Single by Johnny Johnson and the Bandwagon

from the album Soul Survivor
- B-side: "Pride Comes Before a Fall"
- Released: 29 May 1970
- Genre: Soul
- Length: 3:05
- Label: Bell
- Songwriter(s): John Cameron
- Producer(s): Tony Macaulay

Johnny Johnson and the Bandwagon singles chronology
| "Let's Hang On" (1969) | "Sweet Inspiration" (1970) | "(Blame It) On the Pony Express" (1970) |

= Sweet Inspiration (Johnny Johnson and the Bandwagon song) =

1970 single by Johnny Johnson and the Bandwagon

"Sweet Inspiration" is a song by the American soul group Johnny Johnson and the Bandwagon, the first single from their second album Soul Survivor, released in May 1970. It peaked at number 10 on the UK Singles Chart, becoming their second top-ten hit there.

==Release==
Due to the group's lack of success in the US compared to the UK (where "Breakin' Down the Walls of Heartache" was a top 5 hit), the group had moved to the UK, and "Sweet Inspiration" was released there first before its release in the US in July.
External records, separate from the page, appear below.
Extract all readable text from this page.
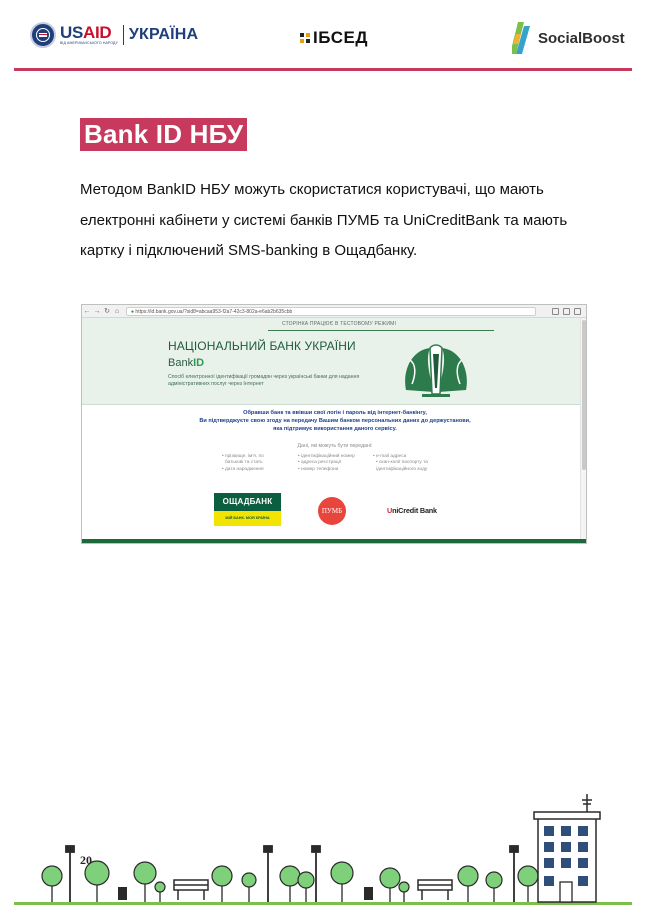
USAID
ВІД АМЕРИКАНСЬКОГО НАРОДУ УКРАЇНА	ІБСЕД	SocialBoost
Bank ID НБУ

Методом BankID НБУ можуть скористатися користувачі, що мають електронні кабінети у системі банків ПУМБ та UniCreditBank та мають картку і підключений SMS-banking в Ощадбанку.

← → ↻ ⌂	● https://id.bank.gov.ua/?sid8=abcaa953-f2a7-42c3-802a-e6ab2b635cbb
СТОРІНКА ПРАЦЮЄ В ТЕСТОВОМУ РЕЖИМІ
НАЦІОНАЛЬНИЙ БАНК УКРАЇНИ
BankID
Спосіб електронної ідентифікації громадян через українські банки для надання адміністративних послуг через Інтернет
Обравши банк та ввівши свої логін і пароль від інтернет-банкінгу,
Ви підтверджуєте свою згоду на передачу Вашим банком персональних даних до держустанови,
яка підтримує використання даного сервісу.
Дані, які можуть бути передані:
• прізвище, ім'я, по
батькові та стать
• дата народження
• ідентифікаційний номер
• адреса реєстрації
• номер телефона
• e-mail адреса
• скан-копії паспорту та
ідентифікаційного коду
ОЩАДБАНК
МІЙ БАНК. МОЯ КРАЇНА
ПУМБ	UniCredit Bank
20
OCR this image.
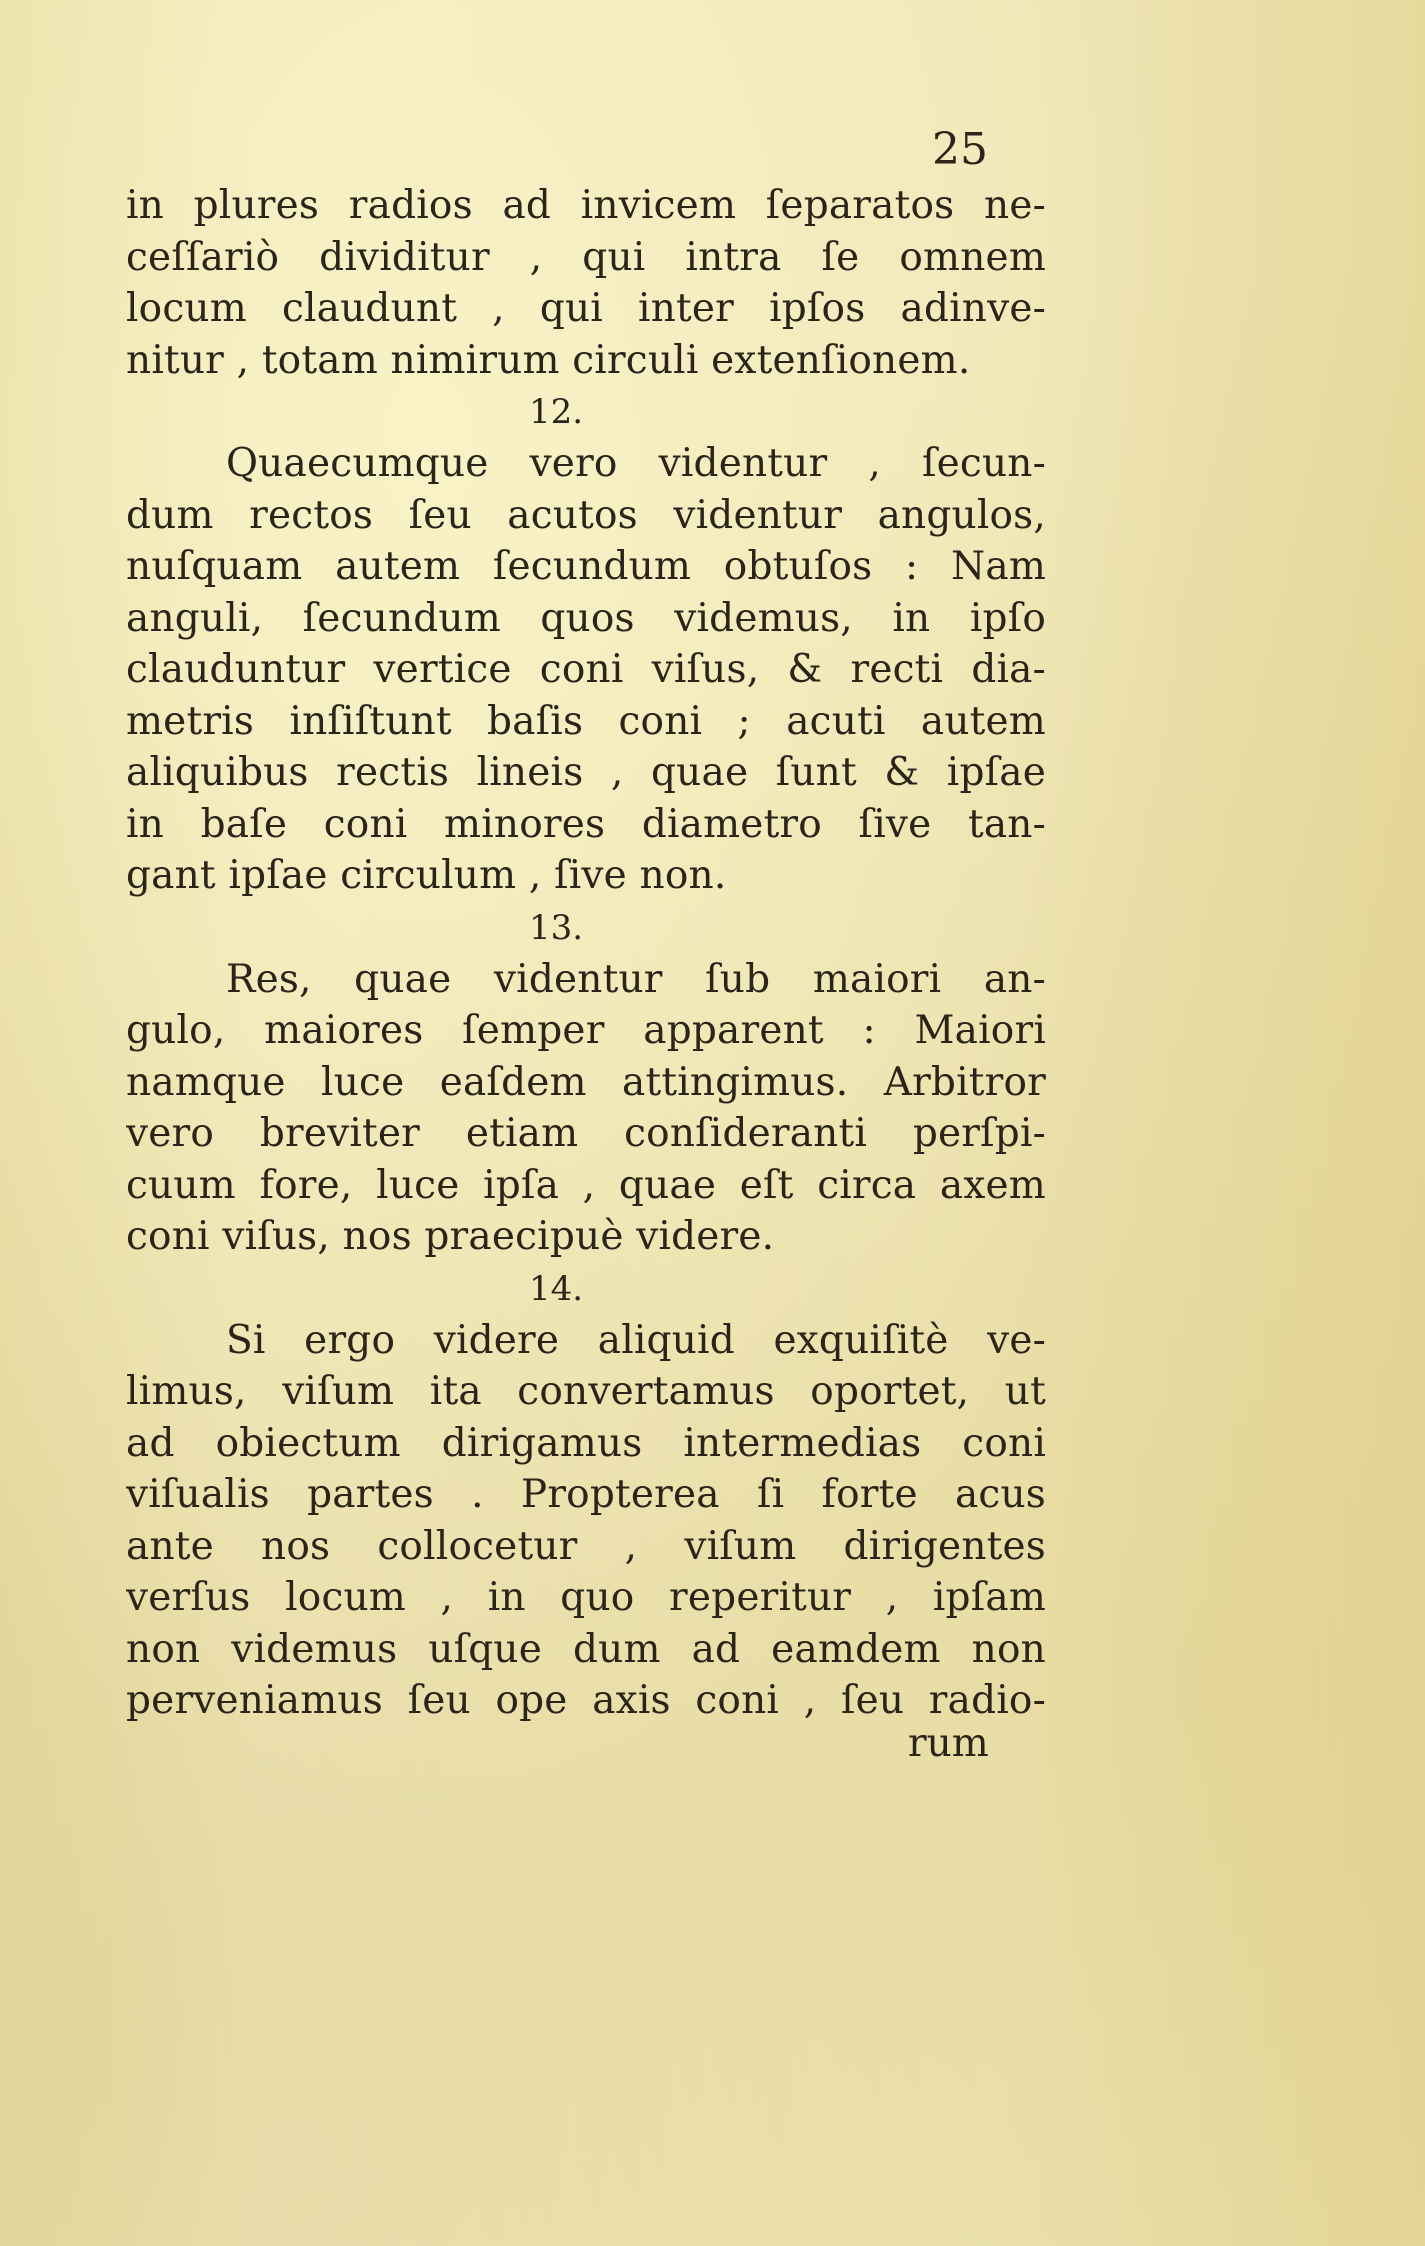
25

in plures radios ad invicem ſeparatos ne-
ceſſariò dividitur , qui intra ſe omnem
locum claudunt , qui inter ipſos adinve-
nitur , totam nimirum circuli extenſionem.

12.

Quaecumque vero videntur , ſecun-
dum rectos ſeu acutos videntur angulos,
nuſquam autem ſecundum obtuſos : Nam
anguli, ſecundum quos videmus, in ipſo
clauduntur vertice coni viſus, & recti dia-
metris inſiſtunt baſis coni ; acuti autem
aliquibus rectis lineis , quae ſunt & ipſae
in baſe coni minores diametro ſive tan-
gant ipſae circulum , ſive non.

13.

Res, quae videntur ſub maiori an-
gulo, maiores ſemper apparent : Maiori
namque luce eaſdem attingimus. Arbitror
vero breviter etiam conſideranti perſpi-
cuum fore, luce ipſa , quae eſt circa axem
coni viſus, nos praecipuè videre.

14.

Si ergo videre aliquid exquiſitè ve-
limus, viſum ita convertamus oportet, ut
ad obiectum dirigamus intermedias coni
viſualis partes . Propterea ſi forte acus
ante nos collocetur , viſum dirigentes
verſus locum , in quo reperitur , ipſam
non videmus uſque dum ad eamdem non
perveniamus ſeu ope axis coni , ſeu radio-

rum
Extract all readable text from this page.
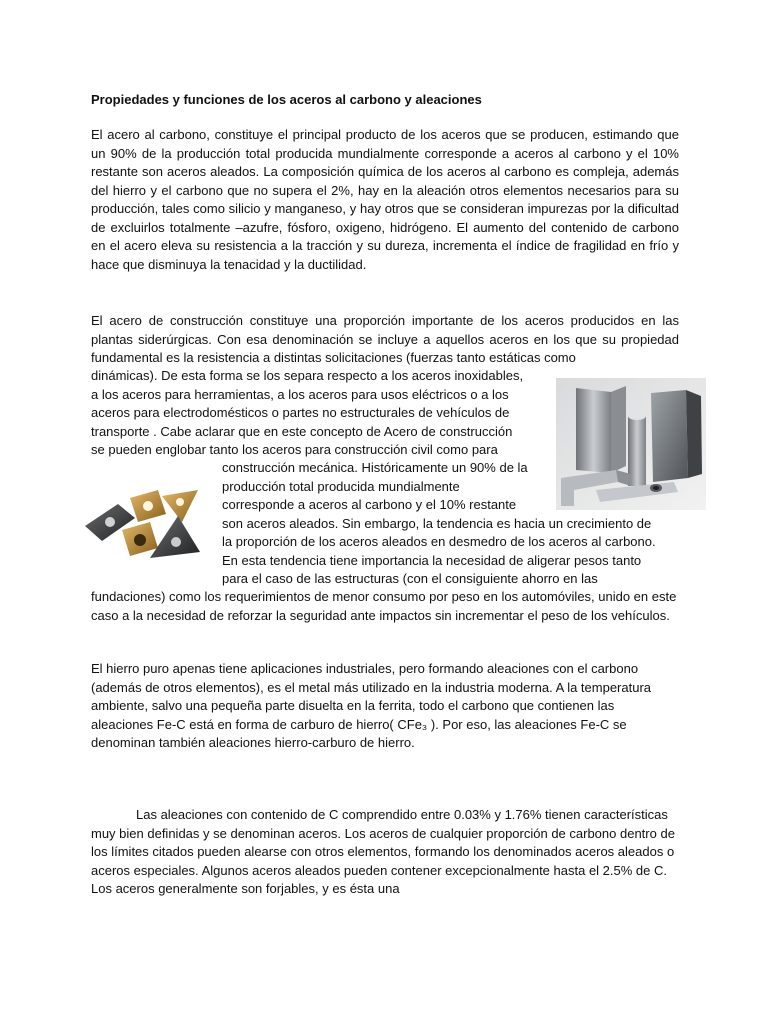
Propiedades y funciones de los aceros al carbono y aleaciones
El acero al carbono, constituye el principal producto de los aceros que se producen, estimando que un 90% de la producción total producida mundialmente corresponde a aceros al carbono y el 10% restante son aceros aleados. La composición química de los aceros al carbono es compleja, además del hierro y el carbono que no supera el 2%, hay en la aleación otros elementos necesarios para su producción, tales como silicio y manganeso, y hay otros que se consideran impurezas por la dificultad de excluirlos totalmente –azufre, fósforo, oxigeno, hidrógeno. El aumento del contenido de carbono en el acero eleva su resistencia a la tracción y su dureza, incrementa el índice de fragilidad en frío y hace que disminuya la tenacidad y la ductilidad.
El acero de construcción constituye una proporción importante de los aceros producidos en las plantas siderúrgicas. Con esa denominación se incluye a aquellos aceros en los que su propiedad fundamental es la resistencia a distintas solicitaciones (fuerzas tanto estáticas como
dinámicas). De esta forma se los separa respecto a los aceros inoxidables,
a los aceros para herramientas, a los aceros para usos eléctricos o a los
aceros para electrodomésticos o partes no estructurales de vehículos de
transporte . Cabe aclarar que en este concepto de Acero de construcción
se pueden englobar tanto los aceros para construcción civil como para
construcción mecánica. Históricamente un 90% de la
producción total producida mundialmente
corresponde a aceros al carbono y el 10% restante
son aceros aleados. Sin embargo, la tendencia es hacia un crecimiento de
la proporción de los aceros aleados en desmedro de los aceros al carbono.
En esta tendencia tiene importancia la necesidad de aligerar pesos tanto
para el caso de las estructuras (con el consiguiente ahorro en las
fundaciones) como los requerimientos de menor consumo por peso en los automóviles, unido en este caso a la necesidad de reforzar la seguridad ante impactos sin incrementar el peso de los vehículos.
El hierro puro apenas tiene aplicaciones industriales, pero formando aleaciones con el carbono (además de otros elementos), es el metal más utilizado en la industria moderna. A la temperatura ambiente, salvo una pequeña parte disuelta en la ferrita, todo el carbono que contienen las aleaciones Fe-C está en forma de carburo de hierro( CFe₃ ). Por eso, las aleaciones Fe-C se denominan también aleaciones hierro-carburo de hierro.
Las aleaciones con contenido de C comprendido entre 0.03% y 1.76% tienen características muy bien definidas y se denominan aceros. Los aceros de cualquier proporción de carbono dentro de los límites citados pueden alearse con otros elementos, formando los denominados aceros aleados o aceros especiales. Algunos aceros aleados pueden contener excepcionalmente hasta el 2.5% de C. Los aceros generalmente son forjables, y es ésta una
The B-side, "Pride Comes Before a Fall", was written by Jacky Arthur and Mel Kent.

==Track listing==
7"
1. "Sweet Inspiration" – 3:05
2. "Pride Comes Before a Fool" – 2:40

==Charts==

| Chart (1970) | Peak position |
|---|---|
| Ireland (IRMA) | 19 |
| Singapore (Rediffusion) | 2 |
| UK Singles (OCC) | 10 |

==Cover versions==
- In July 1970, Cilla Black released a version of the song on her album Sweet Inspiration.
- A version by Dusty Springfield was recorded in June 1970 but was not released at the time. It has since been released on various compilation albums.